During my brief visit to Hyderabad, India, in addition to my visit to Golkonda Fort, I spun around town a bit, seeing both the new and old parts of Hyderabad.
The Charminar - a famous mosque in the center of the old part of Hyderabad.
Hyderabad has a large Muslim population including the most women I've seen in full burqas.
The streets were as chaotic as any I've seen anywhere, with motorcycles, scooters, and the ubiquitous yellow "auto rickshaws" darting in and out of traffic. Somewhat surprising to me, there were almost no automobile taxis to be seen. Auto rickshaws dominate the trade. You need to call a taxi to get one apparently.
Of course, Hyderabad is an exciting tech hub with a vibrant new economy as well. Google is hiring aggressively here.
Here's the very nice Microsoft campus in Hyderabad. It's much bigger and nicer than our facility in Beijing.

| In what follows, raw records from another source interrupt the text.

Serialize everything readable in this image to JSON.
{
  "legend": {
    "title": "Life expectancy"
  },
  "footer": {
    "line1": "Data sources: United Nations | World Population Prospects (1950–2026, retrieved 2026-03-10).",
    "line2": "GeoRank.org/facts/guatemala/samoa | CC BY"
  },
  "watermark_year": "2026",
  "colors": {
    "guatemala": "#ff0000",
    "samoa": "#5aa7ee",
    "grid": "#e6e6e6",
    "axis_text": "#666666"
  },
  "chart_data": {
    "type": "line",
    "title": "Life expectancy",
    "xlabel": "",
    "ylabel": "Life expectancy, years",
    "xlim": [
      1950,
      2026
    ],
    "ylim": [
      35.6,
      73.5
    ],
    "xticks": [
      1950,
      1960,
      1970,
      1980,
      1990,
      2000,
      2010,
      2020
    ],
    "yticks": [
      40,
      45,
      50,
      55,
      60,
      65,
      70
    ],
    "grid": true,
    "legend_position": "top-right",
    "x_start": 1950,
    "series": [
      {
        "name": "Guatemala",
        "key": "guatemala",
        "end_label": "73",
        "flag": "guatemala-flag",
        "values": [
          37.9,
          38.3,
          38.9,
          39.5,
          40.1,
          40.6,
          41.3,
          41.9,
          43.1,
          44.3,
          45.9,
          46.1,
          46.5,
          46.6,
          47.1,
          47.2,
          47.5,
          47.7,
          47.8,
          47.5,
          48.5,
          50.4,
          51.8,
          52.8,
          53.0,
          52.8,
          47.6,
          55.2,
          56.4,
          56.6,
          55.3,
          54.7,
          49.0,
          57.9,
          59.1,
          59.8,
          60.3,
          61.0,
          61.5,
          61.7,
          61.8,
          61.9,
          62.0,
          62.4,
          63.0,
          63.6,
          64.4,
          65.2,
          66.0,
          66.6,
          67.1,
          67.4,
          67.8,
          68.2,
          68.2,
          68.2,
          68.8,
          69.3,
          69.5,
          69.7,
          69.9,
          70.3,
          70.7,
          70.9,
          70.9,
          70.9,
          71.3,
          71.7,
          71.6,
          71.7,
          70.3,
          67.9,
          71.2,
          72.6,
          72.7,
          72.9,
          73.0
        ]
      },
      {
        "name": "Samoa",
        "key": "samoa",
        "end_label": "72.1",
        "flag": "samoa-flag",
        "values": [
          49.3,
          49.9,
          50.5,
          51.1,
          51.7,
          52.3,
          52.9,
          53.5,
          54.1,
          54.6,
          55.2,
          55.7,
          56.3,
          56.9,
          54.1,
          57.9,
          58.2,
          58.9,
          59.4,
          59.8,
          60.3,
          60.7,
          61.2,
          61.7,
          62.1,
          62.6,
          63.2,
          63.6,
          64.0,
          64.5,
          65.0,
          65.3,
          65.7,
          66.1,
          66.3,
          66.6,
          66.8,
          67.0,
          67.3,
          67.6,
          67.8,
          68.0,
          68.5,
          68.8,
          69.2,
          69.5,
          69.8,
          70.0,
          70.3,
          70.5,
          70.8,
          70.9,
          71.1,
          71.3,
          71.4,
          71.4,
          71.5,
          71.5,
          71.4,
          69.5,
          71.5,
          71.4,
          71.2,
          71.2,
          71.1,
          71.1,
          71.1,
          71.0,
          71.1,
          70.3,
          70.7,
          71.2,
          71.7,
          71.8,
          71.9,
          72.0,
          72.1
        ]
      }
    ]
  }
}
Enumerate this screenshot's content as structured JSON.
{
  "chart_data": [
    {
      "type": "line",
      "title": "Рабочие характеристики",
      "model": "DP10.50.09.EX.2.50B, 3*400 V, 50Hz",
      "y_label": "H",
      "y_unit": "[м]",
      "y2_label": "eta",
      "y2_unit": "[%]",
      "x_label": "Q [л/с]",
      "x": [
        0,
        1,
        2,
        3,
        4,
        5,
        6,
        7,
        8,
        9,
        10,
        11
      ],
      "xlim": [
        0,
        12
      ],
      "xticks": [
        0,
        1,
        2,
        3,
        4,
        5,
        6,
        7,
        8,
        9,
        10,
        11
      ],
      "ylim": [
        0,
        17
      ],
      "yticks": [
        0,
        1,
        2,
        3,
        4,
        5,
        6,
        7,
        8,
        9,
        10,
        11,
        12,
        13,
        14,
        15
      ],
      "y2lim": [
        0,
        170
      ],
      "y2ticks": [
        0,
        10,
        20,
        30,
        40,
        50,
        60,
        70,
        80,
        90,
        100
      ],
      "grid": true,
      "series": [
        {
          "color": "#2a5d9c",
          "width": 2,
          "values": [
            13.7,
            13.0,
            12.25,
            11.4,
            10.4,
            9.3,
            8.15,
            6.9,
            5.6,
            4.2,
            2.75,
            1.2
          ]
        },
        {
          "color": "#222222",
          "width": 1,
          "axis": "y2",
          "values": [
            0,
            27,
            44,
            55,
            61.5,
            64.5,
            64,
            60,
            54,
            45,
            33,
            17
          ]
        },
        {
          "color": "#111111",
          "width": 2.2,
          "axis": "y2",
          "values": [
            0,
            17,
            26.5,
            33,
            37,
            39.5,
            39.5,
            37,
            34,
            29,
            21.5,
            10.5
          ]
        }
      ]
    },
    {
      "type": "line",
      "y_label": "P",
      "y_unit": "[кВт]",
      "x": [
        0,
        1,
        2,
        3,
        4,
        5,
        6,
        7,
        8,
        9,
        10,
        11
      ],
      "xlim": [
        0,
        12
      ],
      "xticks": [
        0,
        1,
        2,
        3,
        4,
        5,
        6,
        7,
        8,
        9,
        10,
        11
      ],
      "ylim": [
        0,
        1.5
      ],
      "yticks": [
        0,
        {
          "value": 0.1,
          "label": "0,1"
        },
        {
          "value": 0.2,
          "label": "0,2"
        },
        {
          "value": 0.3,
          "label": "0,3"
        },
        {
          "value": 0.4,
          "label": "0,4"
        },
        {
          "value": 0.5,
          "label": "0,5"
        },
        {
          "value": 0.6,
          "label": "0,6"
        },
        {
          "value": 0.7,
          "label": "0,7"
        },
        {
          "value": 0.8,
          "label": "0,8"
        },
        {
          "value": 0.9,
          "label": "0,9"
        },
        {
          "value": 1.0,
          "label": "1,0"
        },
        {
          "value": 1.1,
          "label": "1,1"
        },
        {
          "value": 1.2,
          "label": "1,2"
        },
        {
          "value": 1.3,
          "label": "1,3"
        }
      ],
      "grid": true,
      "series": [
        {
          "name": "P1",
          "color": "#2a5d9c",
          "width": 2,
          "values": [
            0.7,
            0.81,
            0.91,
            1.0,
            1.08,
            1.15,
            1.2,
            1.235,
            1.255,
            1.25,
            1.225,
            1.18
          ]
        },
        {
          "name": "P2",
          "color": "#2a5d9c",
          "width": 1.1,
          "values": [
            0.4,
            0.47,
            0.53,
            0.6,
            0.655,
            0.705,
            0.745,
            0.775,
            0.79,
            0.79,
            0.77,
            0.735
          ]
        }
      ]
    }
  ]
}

Perhaps this is a very telling view of modern India. This is a fancy shopping mall in Hyderabad, easily as nice as most any mall anywhere in the world. It was covered in netting, however, to keep people from throwing rocks at it. I'm not sure if the netting is always there or was put up especially because the ruling to the controversial Muslim-Hindu Ayodha debate occurred during my visit. All of India was on alert for unrest as the ruling approached; A few examples included Microsoft sending their employees home early, officials closed schools, and police blocked off the old (mostly Muslim) part of Hyderabad from the rest of town with barbed wire. Fortunately, there was very little trouble after the split ruling.
India, like China, is a complex place with a diverse and huge population, a long and rich history, and a fast-growing future. The mix of these things will continue to stretch the capacity, imagination, and patience of their leadership and population. Hopefully, they'll manage it well.